Хорошо… Но… Так не могло быть. В этом была какая-то искусственность, какая-то непонятная извращенность… откуда это будто заколдованное оцепенение? Откуда такой холод в их страстности? На мгновение у меня мелькнула совершенно безумная мысль, что именно так и должно быть, что именно так это и должно происходить между ними, что так даже правильнее, чем если бы… Вздор! И тут же ко мне пришла другая мысль, что за этим, в сущности, кроется просто озорство, комедия, возможно, они каким-то чудом узнали, что я буду здесь проходить, и умышленно это делают – для меня. Ведь это делалось специально для меня, в точном соответствии с моими грезами о них, моим стыдом! Для меня, для меня, для меня! И пришпоренный этой мыслью – что для меня, – я продрался сквозь кусты, уже невзирая ни на что. Тогда-то картина и прояснилась. Под сосной на куче хвороста сидел Фридерик. Так это для него! Я остановился… Увидев меня, он сказал им:
– Нужно будет еще раз повторить.
И тогда, хотя я еще ничего не понимал, повеяло от них холодом молодой развращенности. Испорченность. Они не двигались – их молодая свежесть была страшно холодной.
Фридерик подошел ко мне и любезно сказал:
– А! Как дела, дорогой пан Витольд! – (Это приветствие было излишним, мы расстались всего час назад.) – Что вы скажете об этой пантомиме? – он указал в их сторону плавным жестом. – Неплохо сыграно, а? Ха, ха, ха! – (Этот смех тоже был излишним – к тому же громким.) – На безрыбье и рак рыба! Не знаю, известна ли вам моя слабость к режиссуре? Какое-то время и я подвизался актером, не знаю, известна ли вам такая деталь моей биографии?
Он взял меня под руку и повел вокруг газона с жестикуляцией подчеркнуто театральной. Те молча наблюдали за нами.
– У меня есть один замысел… сценария… киносценария… но некоторые сцены несколько рискованны, они требуют доработки, необходимо поэкспериментировать с живым материалом. На сегодня достаточно. Можете одеваться.

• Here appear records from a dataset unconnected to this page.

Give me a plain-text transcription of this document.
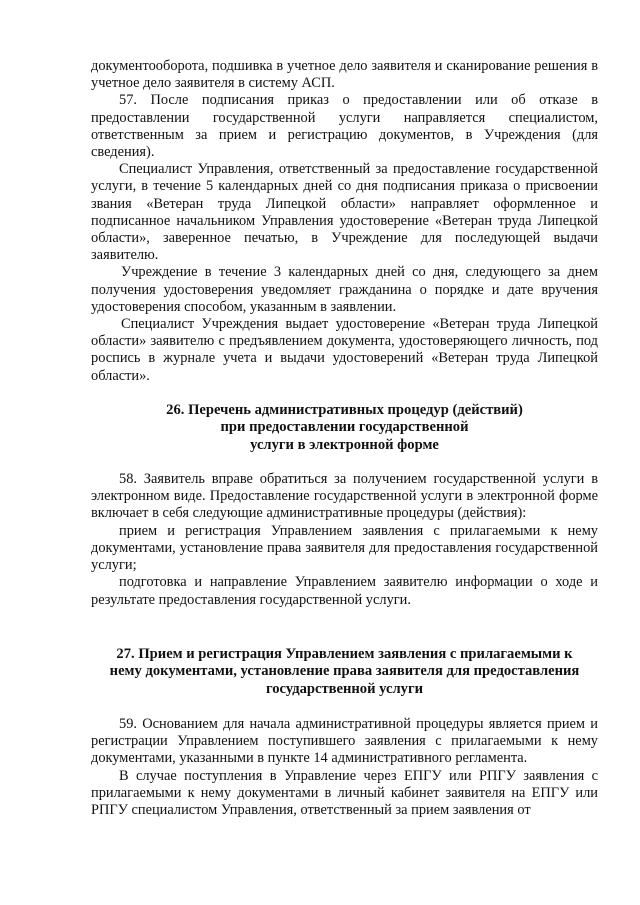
документооборота, подшивка в учетное дело заявителя и сканирование решения в учетное дело заявителя в систему АСП.

57. После подписания приказ о предоставлении или об отказе в предоставлении государственной услуги направляется специалистом, ответственным за прием и регистрацию документов, в Учреждения (для сведения).

Специалист Управления, ответственный за предоставление государственной услуги, в течение 5 календарных дней со дня подписания приказа о присвоении звания «Ветеран труда Липецкой области» направляет оформленное и подписанное начальником Управления удостоверение «Ветеран труда Липецкой области», заверенное печатью, в Учреждение для последующей выдачи заявителю.

Учреждение в течение 3 календарных дней со дня, следующего за днем получения удостоверения уведомляет гражданина о порядке и дате вручения удостоверения способом, указанным в заявлении.

Специалист Учреждения выдает удостоверение «Ветеран труда Липецкой области» заявителю с предъявлением документа, удостоверяющего личность, под роспись в журнале учета и выдачи удостоверений «Ветеран труда Липецкой области».

26. Перечень административных процедур (действий)
при предоставлении государственной
услуги в электронной форме

58. Заявитель вправе обратиться за получением государственной услуги в электронном виде. Предоставление государственной услуги в электронной форме включает в себя следующие административные процедуры (действия):

прием и регистрация Управлением заявления с прилагаемыми к нему документами, установление права заявителя для предоставления государственной услуги;

подготовка и направление Управлением заявителю информации о ходе и результате предоставления государственной услуги.

27. Прием и регистрация Управлением заявления с прилагаемыми к
нему документами, установление права заявителя для предоставления
государственной услуги

59. Основанием для начала административной процедуры является прием и регистрации Управлением поступившего заявления с прилагаемыми к нему документами, указанными в пункте 14 административного регламента.

В случае поступления в Управление через ЕПГУ или РПГУ заявления с прилагаемыми к нему документами в личный кабинет заявителя на ЕПГУ или РПГУ специалистом Управления, ответственный за прием заявления от
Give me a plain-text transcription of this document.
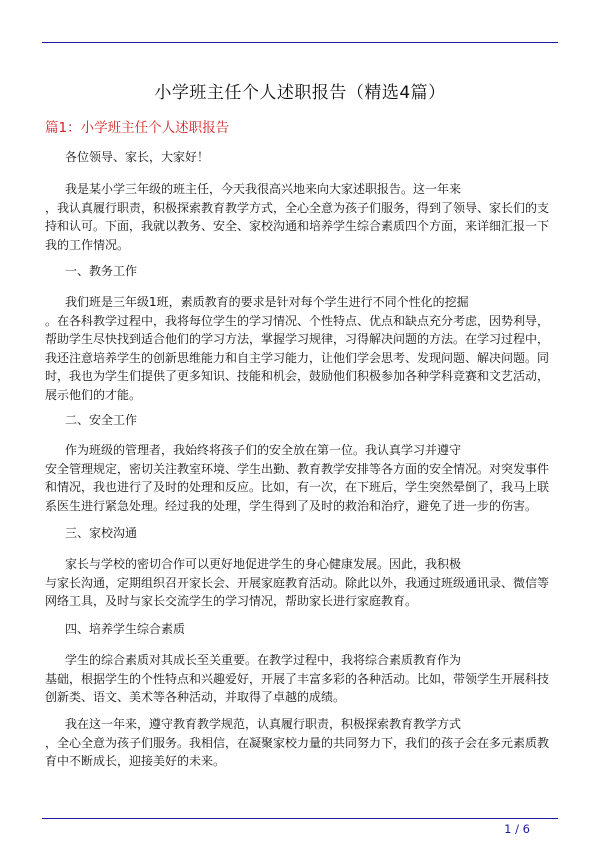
小学班主任个人述职报告（精选4篇）
篇1：小学班主任个人述职报告
各位领导、家长，大家好！
我是某小学三年级的班主任，今天我很高兴地来向大家述职报告。这一年来
，我认真履行职责，积极探索教育教学方式，全心全意为孩子们服务，得到了领导、家长们的支
持和认可。下面，我就以教务、安全、家校沟通和培养学生综合素质四个方面，来详细汇报一下
我的工作情况。
一、教务工作
我们班是三年级1班，素质教育的要求是针对每个学生进行不同个性化的挖掘
。在各科教学过程中，我将每位学生的学习情况、个性特点、优点和缺点充分考虑，因势利导，
帮助学生尽快找到适合他们的学习方法，掌握学习规律，习得解决问题的方法。在学习过程中，
我还注意培养学生的创新思维能力和自主学习能力，让他们学会思考、发现问题、解决问题。同
时，我也为学生们提供了更多知识、技能和机会，鼓励他们积极参加各种学科竞赛和文艺活动，
展示他们的才能。
二、安全工作
作为班级的管理者，我始终将孩子们的安全放在第一位。我认真学习并遵守
安全管理规定，密切关注教室环境、学生出勤、教育教学安排等各方面的安全情况。对突发事件
和情况，我也进行了及时的处理和反应。比如，有一次，在下班后，学生突然晕倒了，我马上联
系医生进行紧急处理。经过我的处理，学生得到了及时的救治和治疗，避免了进一步的伤害。
三、家校沟通
家长与学校的密切合作可以更好地促进学生的身心健康发展。因此，我积极
与家长沟通，定期组织召开家长会、开展家庭教育活动。除此以外，我通过班级通讯录、微信等
网络工具，及时与家长交流学生的学习情况，帮助家长进行家庭教育。
四、培养学生综合素质
学生的综合素质对其成长至关重要。在教学过程中，我将综合素质教育作为
基础，根据学生的个性特点和兴趣爱好，开展了丰富多彩的各种活动。比如，带领学生开展科技
创新类、语文、美术等各种活动，并取得了卓越的成绩。
我在这一年来，遵守教育教学规范，认真履行职责，积极探索教育教学方式
，全心全意为孩子们服务。我相信，在凝聚家校力量的共同努力下，我们的孩子会在多元素质教
育中不断成长，迎接美好的未来。
1 / 6
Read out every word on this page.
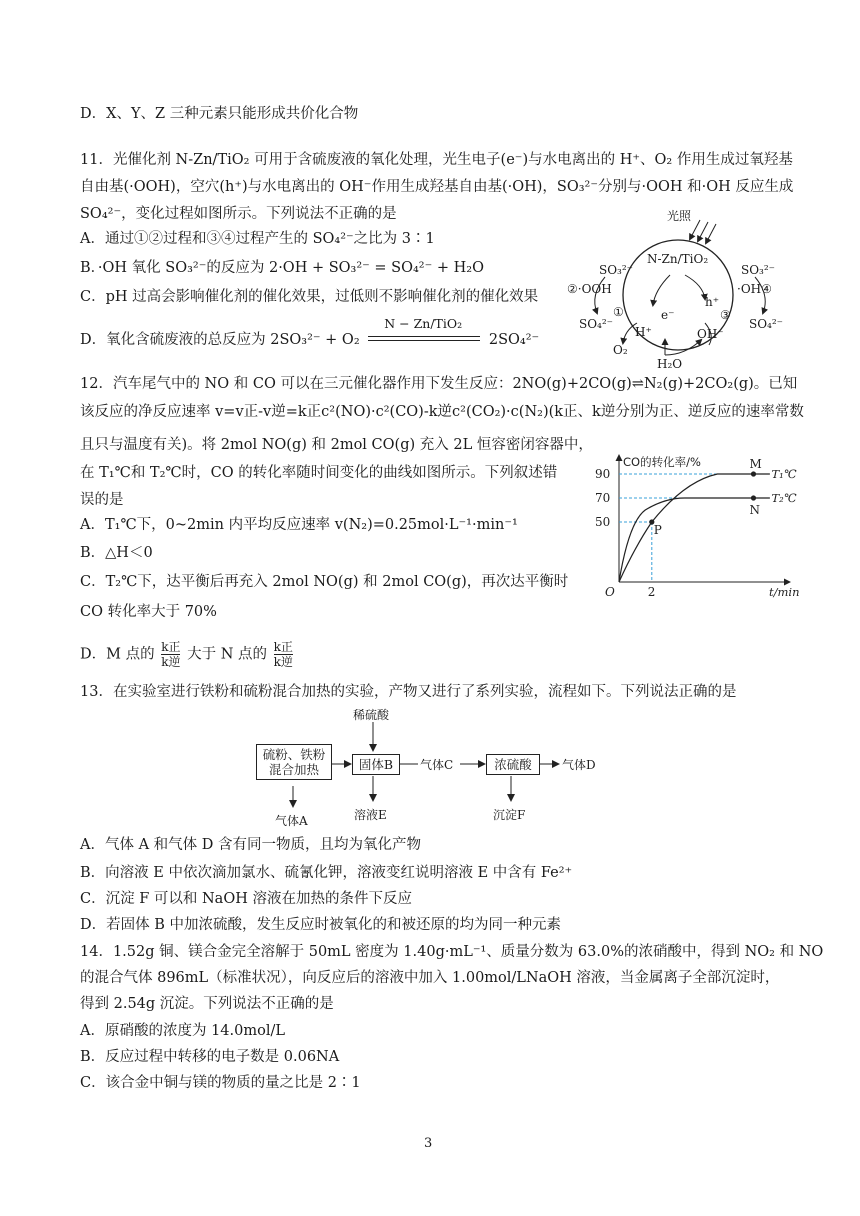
D．X、Y、Z 三种元素只能形成共价化合物
11．光催化剂 N-Zn/TiO₂ 可用于含硫废液的氧化处理，光生电子(e⁻)与水电离出的 H⁺、O₂ 作用生成过氧羟基
自由基(·OOH)，空穴(h⁺)与水电离出的 OH⁻作用生成羟基自由基(·OH)，SO₃²⁻分别与·OOH 和·OH 反应生成
SO₄²⁻，变化过程如图所示。下列说法不正确的是
A．通过①②过程和③④过程产生的 SO₄²⁻之比为 3∶1
B．·OH 氧化 SO₃²⁻的反应为 2·OH + SO₃²⁻ = SO₄²⁻ + H₂O
C．pH 过高会影响催化剂的催化效果，过低则不影响催化剂的催化效果
D．氧化含硫废液的总反应为 2SO₃²⁻ + O₂
N − Zn/TiO₂
2SO₄²⁻
光照
N-Zn/TiO₂
e⁻
h⁺
SO₃²⁻	SO₃²⁻
②·OOH	·OH④
SO₄²⁻	SO₄²⁻
①	③
H⁺	OH⁻
O₂
H₂O
12．汽车尾气中的 NO 和 CO 可以在三元催化器作用下发生反应：2NO(g)+2CO(g)⇌N₂(g)+2CO₂(g)。已知
该反应的净反应速率 v=v正-v逆=k正c²(NO)·c²(CO)-k逆c²(CO₂)·c(N₂)(k正、k逆分别为正、逆反应的速率常数
且只与温度有关)。将 2mol NO(g) 和 2mol CO(g) 充入 2L 恒容密闭容器中，
在 T₁℃和 T₂℃时，CO 的转化率随时间变化的曲线如图所示。下列叙述错
误的是
A．T₁℃下，0~2min 内平均反应速率 v(N₂)=0.25mol·L⁻¹·min⁻¹
B．△H＜0
C．T₂℃下，达平衡后再充入 2mol NO(g) 和 2mol CO(g)，再次达平衡时
CO 转化率大于 70%
D．M 点的 k正
k逆 大于 N 点的 k正
k逆
CO的转化率/%
t/min
O
50
70
90
2
P
M
N
T₁℃
T₂℃
13．在实验室进行铁粉和硫粉混合加热的实验，产物又进行了系列实验，流程如下。下列说法正确的是
稀硫酸
硫粉、铁粉
混合加热	固体B	气体C	浓硫酸	气体D
气体A	溶液E	沉淀F
A．气体 A 和气体 D 含有同一物质，且均为氧化产物
B．向溶液 E 中依次滴加氯水、硫氰化钾，溶液变红说明溶液 E 中含有 Fe²⁺
C．沉淀 F 可以和 NaOH 溶液在加热的条件下反应
D．若固体 B 中加浓硫酸，发生反应时被氧化的和被还原的均为同一种元素
14．1.52g 铜、镁合金完全溶解于 50mL 密度为 1.40g·mL⁻¹、质量分数为 63.0%的浓硝酸中，得到 NO₂ 和 NO
的混合气体 896mL（标准状况），向反应后的溶液中加入 1.00mol/LNaOH 溶液，当金属离子全部沉淀时，
得到 2.54g 沉淀。下列说法不正确的是
A．原硝酸的浓度为 14.0mol/L
B．反应过程中转移的电子数是 0.06NA
C．该合金中铜与镁的物质的量之比是 2∶1
3
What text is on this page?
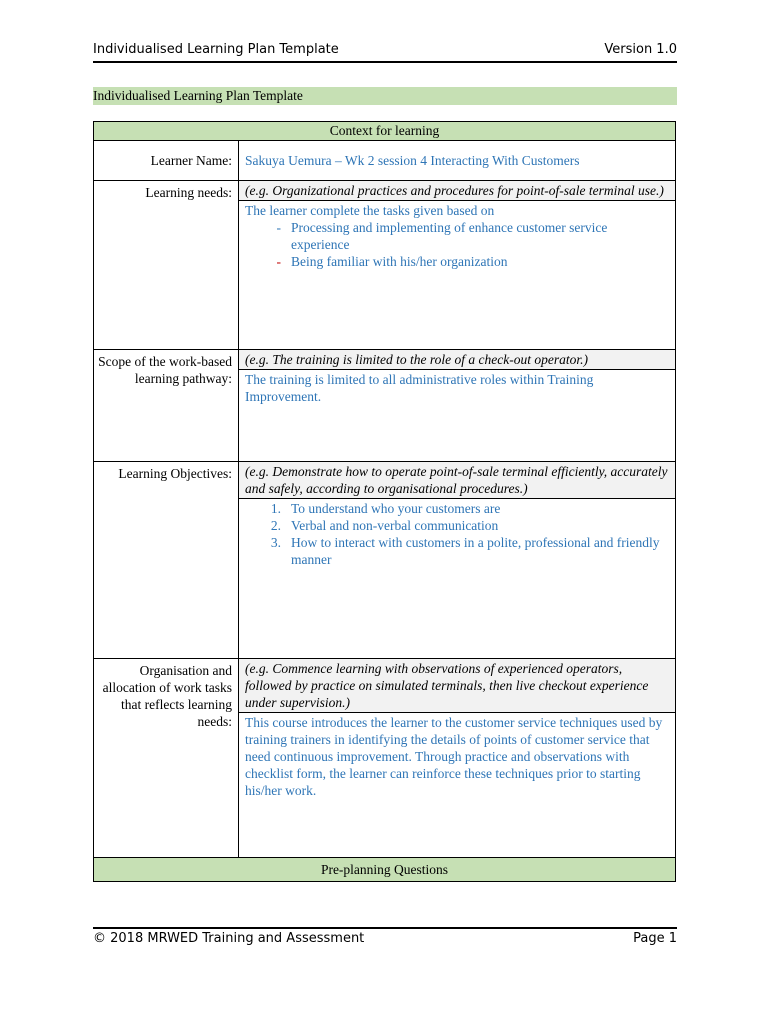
Individualised Learning Plan Template	Version 1.0
Individualised Learning Plan Template
Context for learning
Learner Name: Sakuya Uemura – Wk 2 session 4 Interacting With Customers
Learning needs: (e.g. Organizational practices and procedures for point-of-sale terminal use.)
The learner complete the tasks given based on
- Processing and implementing of enhance customer service experience
- Being familiar with his/her organization
Scope of the work-based learning pathway:
(e.g. The training is limited to the role of a check-out operator.)
The training is limited to all administrative roles within Training Improvement.
Learning Objectives: (e.g. Demonstrate how to operate point-of-sale terminal efficiently, accurately and safely, according to organisational procedures.)
1. To understand who your customers are
2. Verbal and non-verbal communication
3. How to interact with customers in a polite, professional and friendly manner
Organisation and allocation of work tasks that reflects learning needs:
(e.g. Commence learning with observations of experienced operators, followed by practice on simulated terminals, then live checkout experience under supervision.)
This course introduces the learner to the customer service techniques used by training trainers in identifying the details of points of customer service that need continuous improvement. Through practice and observations with checklist form, the learner can reinforce these techniques prior to starting his/her work.
Pre-planning Questions
© 2018 MRWED Training and Assessment	Page 1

Не оглядываясь на них, он проводил меня через мостик, при этом громко, оживленно рассказывал о различных своих замыслах. По его мнению, современный метод сочинения пьес или сценариев «в отрыве от актера» совершенно устарел. Следовало начинать от актеров, «сопоставляя их» каким-то образом, и на основе этих сопоставлений строить сюжет пьесы. Ведь пьеса «должна выявить только то, что потенциально уже заложено в актерах как в живых людях с определенным потолком возможностей». Актер «не должен воплощаться в вымышленного сценического героя, изображая кого-то, – совсем напротив, сценический образ должен быть по нему подогнан, сшит по его мерке, как „одежда“».
– Я пытаюсь, – говорил он со смехом, – добиться чего-то подобного с этими детьми, даже обещал им за это подарочек, работа есть работа! Ха-ха! Что делать, скучно в этом захолустье, необходимо чем-то заниматься, хотя бы для здоровья, пан Витольд, хотя бы для здоровья. Я, разумеется, предпочитаю не афишировать этого, ведь – кто его знает, – может быть, это покажется несколько рискованным нашему славному Иппе и его супруге, зачем нарываться на неприятности!…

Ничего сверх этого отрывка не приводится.